For me it was wine and cigarettes.
And this is why you eat the whole packet of biscuits after telling yourself you’d only have one.
Because guilt literally hijacks the part of your brain that regulates decisions.
There’s a lot of research that shows, for example, that dieters who beat themselves up after a “slip” don’t recover. They eat more.
And the ones who shrugged it off and gave themselves a break and a dose of self-compassion got back “on track” almost immediately.
Same behaviour, same slip, but completely different outcome.
Based entirely on how they spoke to themselves after the so-called fuck-up.
Every time you’re unkind to yourself for skipping a workout, or procrastinating, or having too much fast food, you’re not motivating yourself. Actually, you’re making it harder to try again tomorrow.
All that self-punishment isn’t keeping you in line, it’s the thing keeping you stuck.
(Side note: this is also why the “I’ll start fresh on Monday!” cycle exists. You’re not resetting. You’re just recovering from the shame of last week long enough to try again. Ask me how I know…)
Being kind to yourself isn't the same as letting yourself off the hook
And look, I get the resistance. But if I’m kind to myself I’ll just do nothing.
I thought that too. For years. While changing precisely nothing.
Spoiler: compassion doesn’t make you soft. It makes you more likely to get back up. It just removes the part where you have to hate yourself first.

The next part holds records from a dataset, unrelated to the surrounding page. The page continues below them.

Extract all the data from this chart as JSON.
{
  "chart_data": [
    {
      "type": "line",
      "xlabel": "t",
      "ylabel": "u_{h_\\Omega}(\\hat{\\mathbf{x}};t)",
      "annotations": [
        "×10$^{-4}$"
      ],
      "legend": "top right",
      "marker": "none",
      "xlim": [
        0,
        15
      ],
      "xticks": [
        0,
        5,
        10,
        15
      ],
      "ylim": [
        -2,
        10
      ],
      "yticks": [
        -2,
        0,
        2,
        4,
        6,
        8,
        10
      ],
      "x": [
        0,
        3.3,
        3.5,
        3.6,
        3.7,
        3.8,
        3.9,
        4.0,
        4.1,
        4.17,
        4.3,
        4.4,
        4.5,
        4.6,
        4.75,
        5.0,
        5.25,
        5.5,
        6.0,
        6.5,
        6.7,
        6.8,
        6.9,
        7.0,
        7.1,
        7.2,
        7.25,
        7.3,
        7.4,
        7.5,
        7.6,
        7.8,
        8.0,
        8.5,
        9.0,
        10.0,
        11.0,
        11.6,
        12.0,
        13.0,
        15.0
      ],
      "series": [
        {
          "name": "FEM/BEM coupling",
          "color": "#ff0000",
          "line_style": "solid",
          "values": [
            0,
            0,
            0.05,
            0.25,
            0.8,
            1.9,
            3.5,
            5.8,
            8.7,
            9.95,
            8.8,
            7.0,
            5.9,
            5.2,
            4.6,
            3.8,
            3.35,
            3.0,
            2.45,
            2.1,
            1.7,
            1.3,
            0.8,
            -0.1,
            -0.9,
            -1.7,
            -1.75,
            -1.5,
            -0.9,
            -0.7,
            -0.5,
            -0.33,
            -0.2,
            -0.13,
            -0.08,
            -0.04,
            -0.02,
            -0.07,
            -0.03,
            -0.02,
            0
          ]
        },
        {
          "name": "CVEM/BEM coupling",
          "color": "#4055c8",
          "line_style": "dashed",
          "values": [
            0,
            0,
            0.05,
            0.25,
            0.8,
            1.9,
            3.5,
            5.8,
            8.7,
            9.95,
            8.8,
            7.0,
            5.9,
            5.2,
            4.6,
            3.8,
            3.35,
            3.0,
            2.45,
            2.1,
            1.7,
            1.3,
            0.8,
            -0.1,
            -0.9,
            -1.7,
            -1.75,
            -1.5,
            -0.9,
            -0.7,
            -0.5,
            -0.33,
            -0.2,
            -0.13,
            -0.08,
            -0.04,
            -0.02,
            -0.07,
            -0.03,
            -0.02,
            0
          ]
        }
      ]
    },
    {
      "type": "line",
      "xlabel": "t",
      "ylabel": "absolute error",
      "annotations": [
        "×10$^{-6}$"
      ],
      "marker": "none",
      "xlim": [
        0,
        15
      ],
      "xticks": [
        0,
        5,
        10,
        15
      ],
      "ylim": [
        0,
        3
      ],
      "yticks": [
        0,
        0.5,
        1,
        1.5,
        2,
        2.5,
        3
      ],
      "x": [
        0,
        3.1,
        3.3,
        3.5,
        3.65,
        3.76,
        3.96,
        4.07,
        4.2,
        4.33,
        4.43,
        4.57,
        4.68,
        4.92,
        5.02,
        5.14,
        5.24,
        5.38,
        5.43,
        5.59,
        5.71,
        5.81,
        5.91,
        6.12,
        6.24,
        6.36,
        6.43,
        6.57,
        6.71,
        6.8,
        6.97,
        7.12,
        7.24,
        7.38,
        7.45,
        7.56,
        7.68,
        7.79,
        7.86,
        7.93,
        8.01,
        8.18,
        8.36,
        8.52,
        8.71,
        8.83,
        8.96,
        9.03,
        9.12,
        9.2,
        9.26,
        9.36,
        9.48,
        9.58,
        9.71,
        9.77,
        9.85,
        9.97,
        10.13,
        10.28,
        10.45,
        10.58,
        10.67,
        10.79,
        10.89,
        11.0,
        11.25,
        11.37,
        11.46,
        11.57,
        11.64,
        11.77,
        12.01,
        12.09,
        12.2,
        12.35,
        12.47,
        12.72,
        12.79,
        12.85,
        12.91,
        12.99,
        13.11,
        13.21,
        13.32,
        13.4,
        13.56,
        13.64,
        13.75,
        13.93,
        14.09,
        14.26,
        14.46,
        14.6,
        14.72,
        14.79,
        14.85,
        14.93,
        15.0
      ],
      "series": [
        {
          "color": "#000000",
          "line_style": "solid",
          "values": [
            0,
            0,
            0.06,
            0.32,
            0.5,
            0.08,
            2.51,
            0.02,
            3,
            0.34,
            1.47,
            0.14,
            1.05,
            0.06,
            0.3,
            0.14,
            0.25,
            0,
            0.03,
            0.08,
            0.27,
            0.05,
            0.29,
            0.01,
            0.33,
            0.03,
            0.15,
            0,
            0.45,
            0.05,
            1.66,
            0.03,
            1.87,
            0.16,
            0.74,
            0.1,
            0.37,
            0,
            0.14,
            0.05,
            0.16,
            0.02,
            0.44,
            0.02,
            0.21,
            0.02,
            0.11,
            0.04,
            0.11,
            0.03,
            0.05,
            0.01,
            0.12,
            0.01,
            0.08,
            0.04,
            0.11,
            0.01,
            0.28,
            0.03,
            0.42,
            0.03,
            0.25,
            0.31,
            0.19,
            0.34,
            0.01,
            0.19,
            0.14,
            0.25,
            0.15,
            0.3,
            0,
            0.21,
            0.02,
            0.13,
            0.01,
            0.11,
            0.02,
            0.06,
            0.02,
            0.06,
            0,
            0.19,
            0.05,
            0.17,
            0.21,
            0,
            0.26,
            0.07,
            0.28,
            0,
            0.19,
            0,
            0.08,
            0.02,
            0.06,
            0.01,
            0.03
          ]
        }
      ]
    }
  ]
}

Which makes sense, right? You don’t do your best work for a boss who screams at you. You do it for someone who believes you’re capable and gives you room to figure it out.
We spend so much energy on the DOING of habits. The right routine. The right app. The right morning protocol.

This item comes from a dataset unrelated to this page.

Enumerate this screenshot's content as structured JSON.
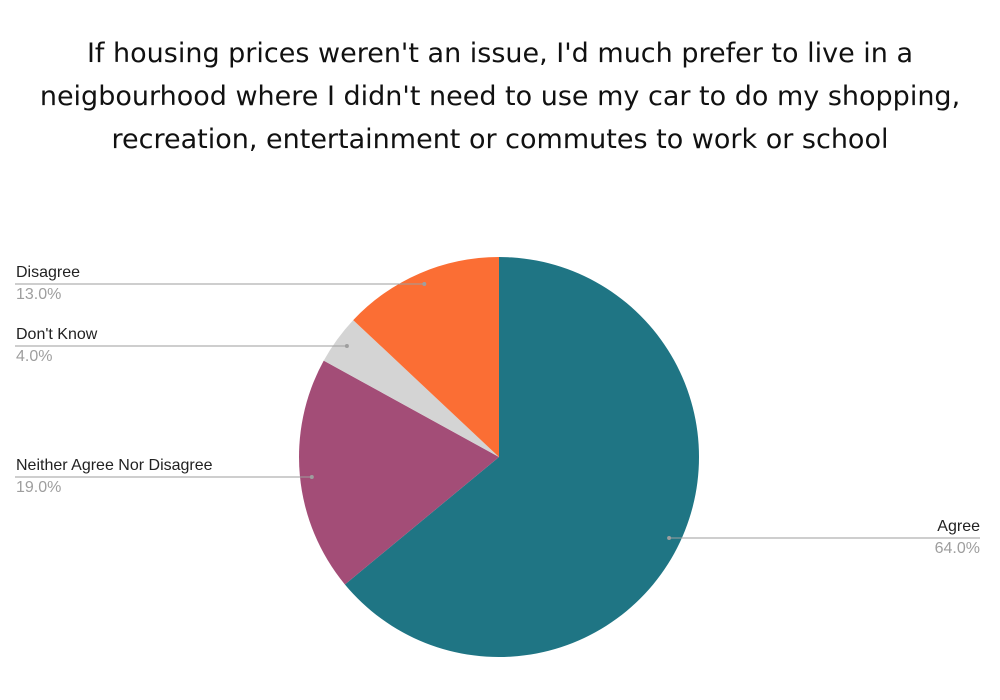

But none of that works if the person doing the habits fundamentally doesn’t trust herself to follow through.
And you can’t build that trust by yelling at yourself. You build it the same way you’d build trust with anyone: by keeping small promises and not being a dick when things go sideways.
But (and this is the bit I wish someone had told me sooner) it’s not just about the inner voice. It’s also about what you’re working with.
We’re told that fix the mindset = fix the habits. But the older I get the more I see that it’s both.
How you talk to yourself AND how your life is set up.
Because you can be endlessly compassionate with yourself about not exercising, but if your trainers are buried in a cupboard and your gym is 40 minutes away and your mornings are already chaos... compassion alone isn’t going to get you there.
You also need to make the thing easier to do.
Your experiment this week
Pick one promise to keep to yourself this week. Something small enough that you’d feel almost silly failing at it. A glass of water before coffee. A ten-minute walk before turning on your laptop. Lights out by 11. One. And when you break it (because you will at some point, because..human), notice what you say to yourself. If the first voice that shows up is for fuck’s sake, you can’t even do THIS? Catch it. Replace it with what you’d say to your best friend. OK. What happened? What do we try differently?
Make that one thing stupidly easy to do. Put the glass by the kettle. Lay out your shoes by the door. Set a phone alarm at 10:15pm. Don’t rely on willpower or motivation. Set up your environment so the thing almost does itself.
Trust isn’t built through grand gestures. It’s built through boring, repeated, tiny follow-throughs. And self-compassion isn’t about letting yourself off the hook. It’s about staying in the game long enough to actually change.
I spent years at war with myself. Trying to punish and discipline and shame my way into being someone I liked. It never worked.
What worked was becoming someone I could trust. Slowly. Imperfectly. One kept promise at a time.
Be that person. Not perfect. Not fixed. Just someone who shows up, tries, and doesn’t tear herself apart when it gets messy.